Pulsejets are mostly known for propelling the V-1 flying bomb, and have some use as small remote-controlled plane engines. In either case, the pulsejets aren't particularly big, as far as jet engines go.

How big can a puslejet be realistically made? Assuming that, for some reason, there was a need to power a much bigger plane with pulsejets, at which point would it stop making sense to make the pulsejet bigger, and use multiple smaller pulsejets?


2 Answers 2


At the point where the structural rigidity needed to overcome the vibration of a single enormous pulse train becomes so heavy that the aircraft can't fly anymore, replace the single large pulsejet with several smaller ones, whose individual pulses are smaller.

Conversely, imagine replacing a car's V8 engine with a single-cylinder engine of the same power.
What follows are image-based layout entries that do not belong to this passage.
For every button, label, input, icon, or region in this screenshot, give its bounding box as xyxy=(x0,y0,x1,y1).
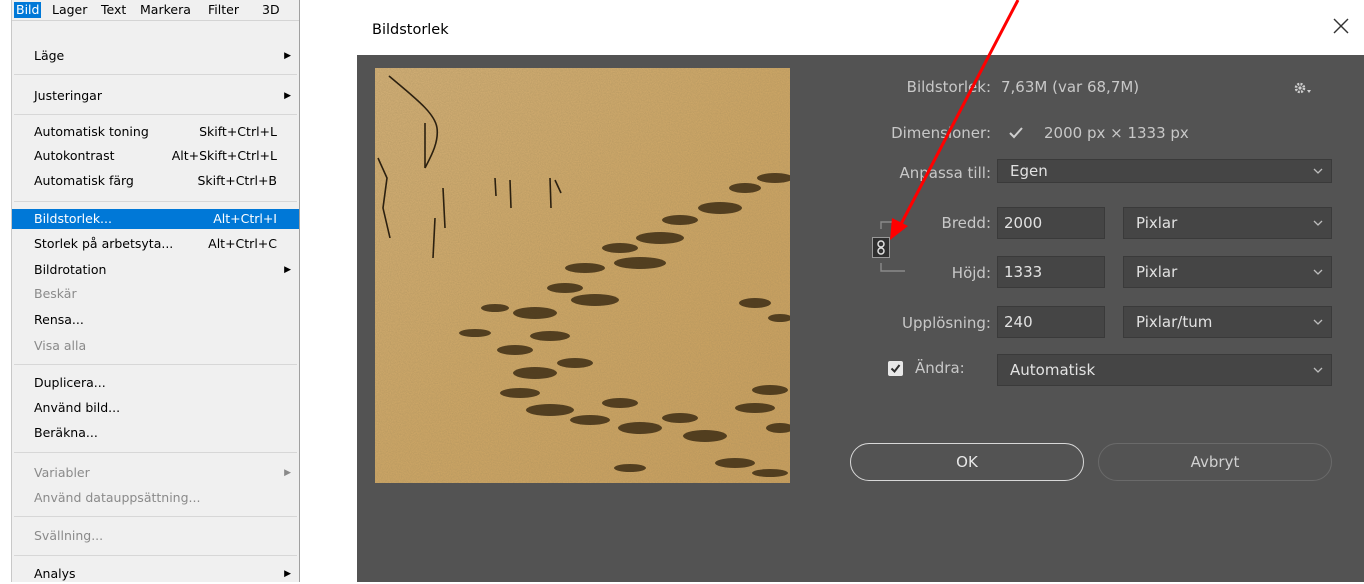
menu-item-shortcut: Skift+Ctrl+L xyxy=(199,124,277,139)
chevron-down-icon xyxy=(1313,269,1323,275)
chevron-down-icon xyxy=(1313,367,1323,373)
menubar-bild[interactable]: Bild xyxy=(14,2,42,18)
dialog-titlebar: Bildstorlek xyxy=(357,0,1364,55)
menu-item-label: Visa alla xyxy=(34,338,87,353)
submenu-arrow-icon: ▶ xyxy=(284,91,291,101)
dimensions-value: 2000 px × 1333 px xyxy=(1044,124,1189,142)
menu-divider xyxy=(14,516,297,517)
close-icon[interactable] xyxy=(1330,15,1352,37)
menu-item-automatisk-farg[interactable]: Automatisk färg Skift+Ctrl+B xyxy=(12,171,299,191)
cancel-button[interactable]: Avbryt xyxy=(1098,443,1332,481)
height-unit-value: Pixlar xyxy=(1136,263,1178,281)
width-unit-select[interactable]: Pixlar xyxy=(1123,207,1332,239)
menu-item-shortcut: Alt+Ctrl+I xyxy=(213,211,277,226)
menu-item-svallning: Svällning... xyxy=(12,526,299,546)
menu-item-label: Använd bild... xyxy=(34,400,121,415)
height-input[interactable]: 1333 xyxy=(997,256,1105,288)
gear-icon[interactable] xyxy=(1292,80,1314,96)
menu-item-label: Storlek på arbetsyta... xyxy=(34,236,174,251)
menubar-filter[interactable]: Filter xyxy=(208,2,239,18)
menu-bar: Bild Lager Text Markera Filter 3D xyxy=(12,0,299,21)
menu-item-lage[interactable]: Läge ▶ xyxy=(12,46,299,66)
menu-item-label: Läge xyxy=(34,48,65,63)
image-preview[interactable] xyxy=(375,68,790,483)
menu-item-label: Automatisk färg xyxy=(34,173,134,188)
menu-item-label: Beräkna... xyxy=(34,425,98,440)
submenu-arrow-icon: ▶ xyxy=(284,51,291,61)
menu-item-automatisk-toning[interactable]: Automatisk toning Skift+Ctrl+L xyxy=(12,122,299,142)
menu-item-label: Svällning... xyxy=(34,528,104,543)
menu-item-shortcut: Alt+Skift+Ctrl+L xyxy=(171,148,277,163)
menu-item-label: Rensa... xyxy=(34,312,84,327)
menubar-markera[interactable]: Markera xyxy=(140,2,191,18)
resolution-label: Upplösning: xyxy=(902,314,991,332)
menu-item-justeringar[interactable]: Justeringar ▶ xyxy=(12,86,299,106)
dialog-title: Bildstorlek xyxy=(372,22,449,38)
submenu-arrow-icon: ▶ xyxy=(284,569,291,579)
menu-item-duplicera[interactable]: Duplicera... xyxy=(12,373,299,393)
menu-item-label: Beskär xyxy=(34,286,77,301)
fit-to-select[interactable]: Egen xyxy=(997,159,1332,183)
menu-item-label: Analys xyxy=(34,566,76,581)
resample-label: Ändra: xyxy=(915,359,965,377)
menu-item-label: Automatisk toning xyxy=(34,124,149,139)
menu-item-label: Duplicera... xyxy=(34,375,106,390)
menu-item-label: Variabler xyxy=(34,465,90,480)
submenu-arrow-icon: ▶ xyxy=(284,468,291,478)
menu-item-label: Bildrotation xyxy=(34,262,107,277)
menu-item-analys[interactable]: Analys ▶ xyxy=(12,564,299,584)
submenu-arrow-icon: ▶ xyxy=(284,265,291,275)
menu-item-anvand-datauppsattning: Använd datauppsättning... xyxy=(12,488,299,508)
menu-item-anvand-bild[interactable]: Använd bild... xyxy=(12,398,299,418)
menu-divider xyxy=(14,555,297,556)
menu-item-shortcut: Skift+Ctrl+B xyxy=(197,173,278,188)
height-label: Höjd: xyxy=(951,264,991,282)
menu-item-bildstorlek[interactable]: Bildstorlek... Alt+Ctrl+I xyxy=(12,209,299,229)
image-menu: Bild Lager Text Markera Filter 3D Läge ▶… xyxy=(11,0,300,582)
menu-item-rensa[interactable]: Rensa... xyxy=(12,310,299,330)
annotation-arrow-icon xyxy=(890,0,1020,240)
menubar-text[interactable]: Text xyxy=(101,2,126,18)
menu-item-berakna[interactable]: Beräkna... xyxy=(12,423,299,443)
menu-item-visa-alla: Visa alla xyxy=(12,336,299,356)
resolution-unit-value: Pixlar/tum xyxy=(1136,313,1213,331)
menu-item-autokontrast[interactable]: Autokontrast Alt+Skift+Ctrl+L xyxy=(12,146,299,166)
menu-item-label: Justeringar xyxy=(34,88,102,103)
menu-divider xyxy=(14,452,297,453)
menu-item-label: Autokontrast xyxy=(34,148,115,163)
menubar-3d[interactable]: 3D xyxy=(262,2,280,18)
menu-item-label: Använd datauppsättning... xyxy=(34,490,201,505)
resolution-input[interactable]: 240 xyxy=(997,306,1105,338)
menu-item-variabler: Variabler ▶ xyxy=(12,463,299,483)
height-unit-select[interactable]: Pixlar xyxy=(1123,256,1332,288)
menu-item-storlek-arbetsyta[interactable]: Storlek på arbetsyta... Alt+Ctrl+C xyxy=(12,234,299,254)
chevron-down-icon xyxy=(1313,168,1323,174)
resample-method-select[interactable]: Automatisk xyxy=(997,354,1332,386)
width-unit-value: Pixlar xyxy=(1136,214,1178,232)
chevron-down-icon xyxy=(1313,220,1323,226)
ok-button[interactable]: OK xyxy=(850,443,1084,481)
menu-item-label: Bildstorlek... xyxy=(34,211,112,226)
menu-item-beskar: Beskär xyxy=(12,284,299,304)
menubar-lager[interactable]: Lager xyxy=(52,2,87,18)
menu-item-shortcut: Alt+Ctrl+C xyxy=(208,236,277,251)
resample-checkbox[interactable] xyxy=(888,361,903,376)
menu-item-bildrotation[interactable]: Bildrotation ▶ xyxy=(12,260,299,280)
menu-divider xyxy=(14,74,297,75)
chevron-down-icon xyxy=(1313,319,1323,325)
resolution-unit-select[interactable]: Pixlar/tum xyxy=(1123,306,1332,338)
menu-divider xyxy=(14,201,297,202)
image-size-dialog: Bildstorlek Bildstorlek: 7,63M (var 68,7… xyxy=(357,0,1364,582)
checkmark-icon xyxy=(890,364,901,374)
menu-divider xyxy=(14,364,297,365)
resample-method-value: Automatisk xyxy=(1010,361,1096,379)
menu-divider xyxy=(14,114,297,115)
It would need much stronger engine mounts, flywheel, clutch, transmission, etc. (Single-cylinder car engines weren't that rare a century ago; good luck finding one today.)

But the main reason that large pulse jets are rare is their low fuel efficiency. The bigger the engine, the more that matters.

See also: What are the pros and cons of a pulsejet?


The bigger the pulse jet, the combustion becomes lower frequency but much great power per pulse. So it generates low frequency of very loud pulses, which in turn causes low frequency of high amplitude vibrations. If you are planning to mount it on airplane, it's airframe should be very strong. And unlike continuous jet engines, pulse jet thrust to weight ratio may become constant or decrease with scale because combustion pulse rate/frequencies decrease. So it's not advantageous to use single big pulse jet. Better go with small or medium pulsejets but multiple of them.